If you would like to introduce young people to nature, attracting birds to your yard can be the first step, and it’s something the whole family can share. Nearly 80 percent of wildlife habitat in the United States is private land, and several million acres are converted to residential use each year. Having a bird-friendly yard has never been more critical.
Follow these tips from Melissa Mayntz, Birding/Wild Birds Expert – When you are planning a bird-friendly landscape
- Choose natural and organic fertilizers that will not harm birds, or remove feeders for a day or two after using chemicals.
- Minimize pesticide use and let the bugs be a rich bird food source instead.
- Add water features, birdhouses, dust baths or feeding stations for even more bird attractors.
- Get your soil evaluated to be sure the plants you select will thrive, also choose plants suitable for the amount of sun available in your yard.
- If you are hiring a landscaper, let them know you wish to attract birds and work closely with them to design a suitable bird habitat
How do you know what the locals like to eat? Most grocery stores will have a bird mix specific to your area. Keep it simple and start with a mix that includes sunflower seeds, canary seed, hemp and husk-free oats. A small bag will run you around $5.
Invest in an excellent book to help identify the birds in your area. Local bird guides will provide information about the recommended food for each species.
Don’t forget to sterilize feeders regularly, perhaps even weekly during peak season. Taking time to remove the moldy seed from feeders will reduce the risk of spreading diseases. Clean them more frequently when there are lots of birds in your garden and when you suspect that some are sick. A build-up of bacteria from old food can kill birds.
A Word About Feeders
There are several types of feeders to choose. You can hang feeders from hooks or tree branches. You can attach them to poles.
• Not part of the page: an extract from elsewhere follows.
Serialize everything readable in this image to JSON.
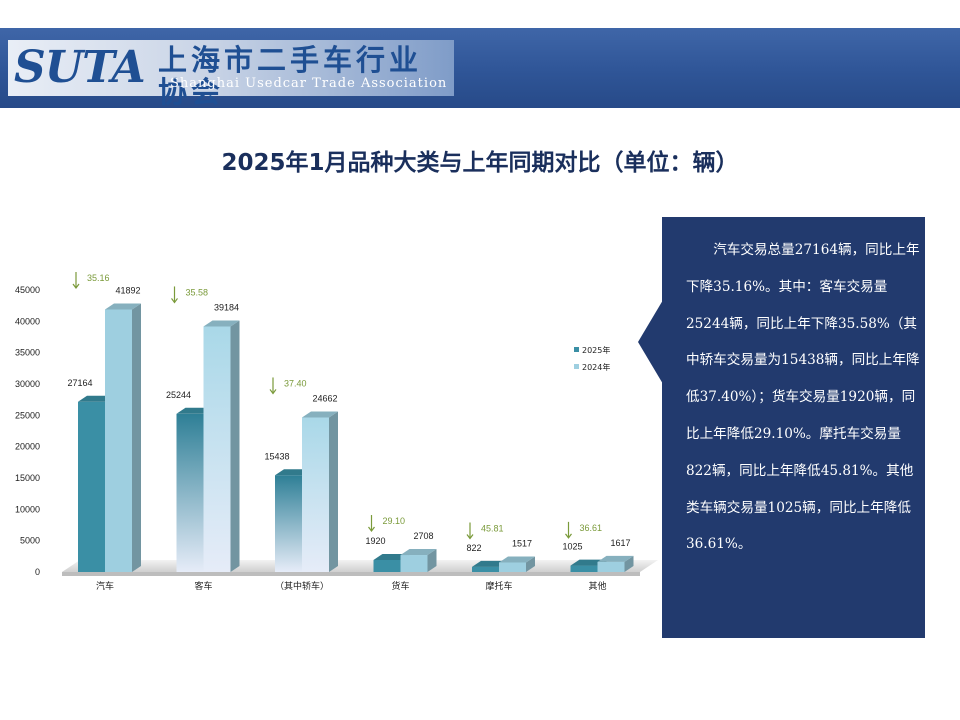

I’ve even tried a feeder on my window. (this is the one I have: Window Bird Feeder with Detachable Tray found at Amazon) It’s a great option if you don’t have trees.
I have only found a couple of drawbacks to the “on window” system. First, it brings the birds onto our deck, so if we are sitting outside the birds will most likely not visit the feeder. Second, if I choose to move it away from the sitting area, I will need to climb a ladder to refill the bird seed because all of my windows are high off the ground. Plan in advance, so you know where you want to place your window bird feeders.
It took the local birds about two days to find my new feeder. I was initially worried that the birds would hit the window or be scared off if they saw us, but that hasn’t happened at all. They fly right up and take what they want. It holds a reasonable amount of food so I won’t have to change it more than once a week.
While food is a great way to attract birds, they also need to have a place to drink. Try to offer a fresh, clean source of water that is easy for birds to reach and safe from predators. Many birds will also use baths for a quick dip to keep cool and keep their plumage in top condition. If you live in an area with severe winters, a heated bird bath will also help bring in winter bird species.
Visit the Cornell Lab of Ornithology for an extensive database to search for the birds you see in your garden, and you can even get the Merlin Bird App for your phone and identify them -on the fly.
As you can see, just a bit of effort will provide big rewards. What are your reasons for attracting birds to your garden?